Product Context
FinFlow is a digital payments platform that must make a real-time decision on every card transaction: approve, decline, or send for step-up verification. The service is used by merchants and consumers globally, and model quality directly affects fraud loss, conversion, and customer trust.
Scale
| Signal | Value |
|---|
| DAU | 18M transacting users |
| Peak transaction QPS | 45K requests/sec |
| Average QPS | 18K requests/sec |
| Merchants | 250K active merchants |
| Historical transactions | 9B over 24 months |
| Feature freshness target | < 2 seconds for streaming counters |
| End-to-end latency budget | 80ms p99 |
Task
Design a low-latency, real-time ML decision service on AWS using Python and SageMaker. Your design should address:
- How requests flow from API ingress through feature lookup, candidate decisioning, model scoring, policy checks, and response.
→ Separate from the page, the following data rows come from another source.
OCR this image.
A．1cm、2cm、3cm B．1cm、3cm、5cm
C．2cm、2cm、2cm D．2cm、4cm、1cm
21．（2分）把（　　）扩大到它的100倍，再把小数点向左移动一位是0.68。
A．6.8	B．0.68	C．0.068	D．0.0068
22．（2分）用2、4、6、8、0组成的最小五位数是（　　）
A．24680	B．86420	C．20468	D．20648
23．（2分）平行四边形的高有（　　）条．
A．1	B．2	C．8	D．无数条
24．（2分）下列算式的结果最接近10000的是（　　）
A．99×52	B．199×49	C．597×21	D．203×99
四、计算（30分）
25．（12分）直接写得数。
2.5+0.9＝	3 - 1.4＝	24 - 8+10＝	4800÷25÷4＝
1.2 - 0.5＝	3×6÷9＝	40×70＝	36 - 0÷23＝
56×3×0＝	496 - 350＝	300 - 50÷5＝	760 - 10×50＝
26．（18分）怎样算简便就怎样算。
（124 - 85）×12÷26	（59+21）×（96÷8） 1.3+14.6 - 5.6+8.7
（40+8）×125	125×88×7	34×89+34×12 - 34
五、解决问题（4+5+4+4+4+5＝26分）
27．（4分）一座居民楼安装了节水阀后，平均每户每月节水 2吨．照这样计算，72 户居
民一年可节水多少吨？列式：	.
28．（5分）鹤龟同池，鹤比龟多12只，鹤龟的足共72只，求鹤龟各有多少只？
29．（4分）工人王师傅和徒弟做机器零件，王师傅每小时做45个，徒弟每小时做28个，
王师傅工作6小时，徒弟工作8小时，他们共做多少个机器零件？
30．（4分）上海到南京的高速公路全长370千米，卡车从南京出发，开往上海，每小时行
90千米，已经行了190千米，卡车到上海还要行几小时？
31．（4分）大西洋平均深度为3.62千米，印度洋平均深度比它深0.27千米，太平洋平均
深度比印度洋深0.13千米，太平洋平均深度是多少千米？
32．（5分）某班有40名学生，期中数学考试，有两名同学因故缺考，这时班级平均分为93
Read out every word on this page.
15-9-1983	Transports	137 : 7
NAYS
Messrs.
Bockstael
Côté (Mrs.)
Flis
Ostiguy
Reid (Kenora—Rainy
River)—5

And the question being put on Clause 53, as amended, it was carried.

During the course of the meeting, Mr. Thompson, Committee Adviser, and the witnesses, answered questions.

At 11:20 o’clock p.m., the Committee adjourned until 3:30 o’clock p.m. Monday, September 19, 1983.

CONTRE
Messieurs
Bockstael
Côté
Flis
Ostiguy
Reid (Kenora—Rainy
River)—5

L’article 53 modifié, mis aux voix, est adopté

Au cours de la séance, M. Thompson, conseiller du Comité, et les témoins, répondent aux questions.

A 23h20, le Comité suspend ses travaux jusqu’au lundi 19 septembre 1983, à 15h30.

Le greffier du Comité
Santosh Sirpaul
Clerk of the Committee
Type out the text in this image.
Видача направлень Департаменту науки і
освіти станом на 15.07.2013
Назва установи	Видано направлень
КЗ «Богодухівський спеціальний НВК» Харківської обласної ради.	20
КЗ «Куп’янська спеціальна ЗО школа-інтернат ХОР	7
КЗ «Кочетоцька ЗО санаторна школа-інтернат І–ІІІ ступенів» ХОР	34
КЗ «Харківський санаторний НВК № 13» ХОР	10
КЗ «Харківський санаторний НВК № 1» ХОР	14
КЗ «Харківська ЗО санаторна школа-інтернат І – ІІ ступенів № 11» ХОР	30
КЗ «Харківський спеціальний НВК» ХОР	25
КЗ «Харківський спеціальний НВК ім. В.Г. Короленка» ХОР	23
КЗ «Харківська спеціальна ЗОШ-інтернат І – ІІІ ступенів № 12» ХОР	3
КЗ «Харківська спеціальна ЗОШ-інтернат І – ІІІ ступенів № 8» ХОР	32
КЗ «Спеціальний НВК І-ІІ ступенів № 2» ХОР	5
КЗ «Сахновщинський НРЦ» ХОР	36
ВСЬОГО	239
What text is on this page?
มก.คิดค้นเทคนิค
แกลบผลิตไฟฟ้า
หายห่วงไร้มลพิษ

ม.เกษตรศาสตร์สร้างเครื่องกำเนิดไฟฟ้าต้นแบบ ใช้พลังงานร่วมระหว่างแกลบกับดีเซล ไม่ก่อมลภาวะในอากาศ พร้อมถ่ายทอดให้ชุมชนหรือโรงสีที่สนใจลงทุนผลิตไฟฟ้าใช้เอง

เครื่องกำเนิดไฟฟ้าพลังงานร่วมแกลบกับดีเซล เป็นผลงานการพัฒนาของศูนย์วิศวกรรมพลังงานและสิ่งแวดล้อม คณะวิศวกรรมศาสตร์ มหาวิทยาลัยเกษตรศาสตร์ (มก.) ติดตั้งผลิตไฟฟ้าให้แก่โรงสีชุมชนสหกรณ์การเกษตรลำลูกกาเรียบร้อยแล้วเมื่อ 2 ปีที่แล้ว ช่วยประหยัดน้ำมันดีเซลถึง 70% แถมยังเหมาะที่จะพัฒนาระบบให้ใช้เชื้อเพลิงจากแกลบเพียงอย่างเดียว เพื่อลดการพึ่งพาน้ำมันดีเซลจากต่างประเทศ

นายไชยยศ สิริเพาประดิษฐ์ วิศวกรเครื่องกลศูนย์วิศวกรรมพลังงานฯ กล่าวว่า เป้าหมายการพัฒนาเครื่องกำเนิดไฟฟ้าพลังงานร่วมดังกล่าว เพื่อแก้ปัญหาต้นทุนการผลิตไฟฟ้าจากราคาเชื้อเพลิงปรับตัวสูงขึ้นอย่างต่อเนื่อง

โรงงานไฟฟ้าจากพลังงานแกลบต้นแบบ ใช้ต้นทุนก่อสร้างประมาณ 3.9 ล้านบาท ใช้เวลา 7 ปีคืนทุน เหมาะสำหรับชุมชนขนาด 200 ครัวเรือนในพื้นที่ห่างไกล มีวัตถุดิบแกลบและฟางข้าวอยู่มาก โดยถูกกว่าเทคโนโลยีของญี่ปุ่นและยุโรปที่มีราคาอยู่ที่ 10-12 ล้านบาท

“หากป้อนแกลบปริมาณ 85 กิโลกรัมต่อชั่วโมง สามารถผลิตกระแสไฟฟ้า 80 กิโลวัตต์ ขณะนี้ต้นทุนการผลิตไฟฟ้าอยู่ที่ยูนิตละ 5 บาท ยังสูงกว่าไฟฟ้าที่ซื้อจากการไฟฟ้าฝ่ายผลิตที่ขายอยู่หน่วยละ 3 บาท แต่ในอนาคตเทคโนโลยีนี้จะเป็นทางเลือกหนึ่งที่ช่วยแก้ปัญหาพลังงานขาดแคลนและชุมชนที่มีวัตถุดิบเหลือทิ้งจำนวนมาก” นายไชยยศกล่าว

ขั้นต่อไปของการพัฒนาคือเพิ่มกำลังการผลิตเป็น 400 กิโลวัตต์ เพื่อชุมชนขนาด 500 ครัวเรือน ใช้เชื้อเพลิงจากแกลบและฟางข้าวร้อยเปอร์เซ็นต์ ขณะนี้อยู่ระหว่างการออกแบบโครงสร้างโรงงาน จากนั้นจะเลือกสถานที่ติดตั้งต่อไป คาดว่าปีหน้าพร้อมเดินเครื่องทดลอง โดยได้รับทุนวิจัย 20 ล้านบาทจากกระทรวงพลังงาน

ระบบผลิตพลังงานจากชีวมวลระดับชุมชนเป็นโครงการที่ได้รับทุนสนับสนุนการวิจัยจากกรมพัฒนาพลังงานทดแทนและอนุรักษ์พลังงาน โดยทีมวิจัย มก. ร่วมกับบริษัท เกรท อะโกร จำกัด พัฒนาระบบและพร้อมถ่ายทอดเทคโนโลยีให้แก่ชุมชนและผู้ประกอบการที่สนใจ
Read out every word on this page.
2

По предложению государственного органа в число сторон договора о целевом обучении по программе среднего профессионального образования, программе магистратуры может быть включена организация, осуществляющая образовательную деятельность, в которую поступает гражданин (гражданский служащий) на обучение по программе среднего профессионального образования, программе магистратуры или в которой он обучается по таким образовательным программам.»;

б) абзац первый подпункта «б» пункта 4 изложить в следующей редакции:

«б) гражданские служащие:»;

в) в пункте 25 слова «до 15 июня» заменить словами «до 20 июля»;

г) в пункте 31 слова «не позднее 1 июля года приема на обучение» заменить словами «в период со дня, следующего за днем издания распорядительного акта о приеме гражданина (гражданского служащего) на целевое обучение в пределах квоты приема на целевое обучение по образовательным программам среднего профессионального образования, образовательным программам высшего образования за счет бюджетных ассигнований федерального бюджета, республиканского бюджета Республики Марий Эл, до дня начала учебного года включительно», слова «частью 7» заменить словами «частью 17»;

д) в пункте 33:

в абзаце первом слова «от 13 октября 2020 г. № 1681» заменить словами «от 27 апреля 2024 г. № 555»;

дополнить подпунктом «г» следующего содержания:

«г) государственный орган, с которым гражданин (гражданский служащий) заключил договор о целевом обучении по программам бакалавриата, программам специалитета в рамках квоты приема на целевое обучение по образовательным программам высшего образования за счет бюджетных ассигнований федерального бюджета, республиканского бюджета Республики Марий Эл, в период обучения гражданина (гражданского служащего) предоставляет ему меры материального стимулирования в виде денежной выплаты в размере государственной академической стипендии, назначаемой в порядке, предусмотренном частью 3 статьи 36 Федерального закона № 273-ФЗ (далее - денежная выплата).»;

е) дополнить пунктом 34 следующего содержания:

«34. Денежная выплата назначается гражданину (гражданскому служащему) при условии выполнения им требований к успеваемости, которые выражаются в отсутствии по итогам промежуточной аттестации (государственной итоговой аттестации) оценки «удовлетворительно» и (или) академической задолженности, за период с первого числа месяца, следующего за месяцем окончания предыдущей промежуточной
- What should run online vs batch, including feature computation, model training, model deployment, and backfills.
- Which models you would use at each stage, and why a multi-stage architecture is preferable to a single model.
- How you would evaluate the system offline and online, including delayed labels for fraud outcomes.
- How you would handle monitoring, feature drift, training-serving skew, and safe rollback.
- What failure modes you expect at this scale and how the system should degrade gracefully.
Constraints
- The service must return a decision within 80ms p99; hard timeout at 100ms.
- False declines are expensive, but missed fraud has direct financial cost; the platform wants tunable thresholds by merchant risk tier.
- Some labels are delayed by days to weeks due to chargebacks, so training data is partially censored.
- PII and payment data must remain compliant with PCI requirements; minimize sensitive data movement.
- The system must continue serving during partial outages in feature infrastructure or model endpoints.
- Cost matters: the online path should avoid heavyweight per-request deep models unless justified by measurable lift.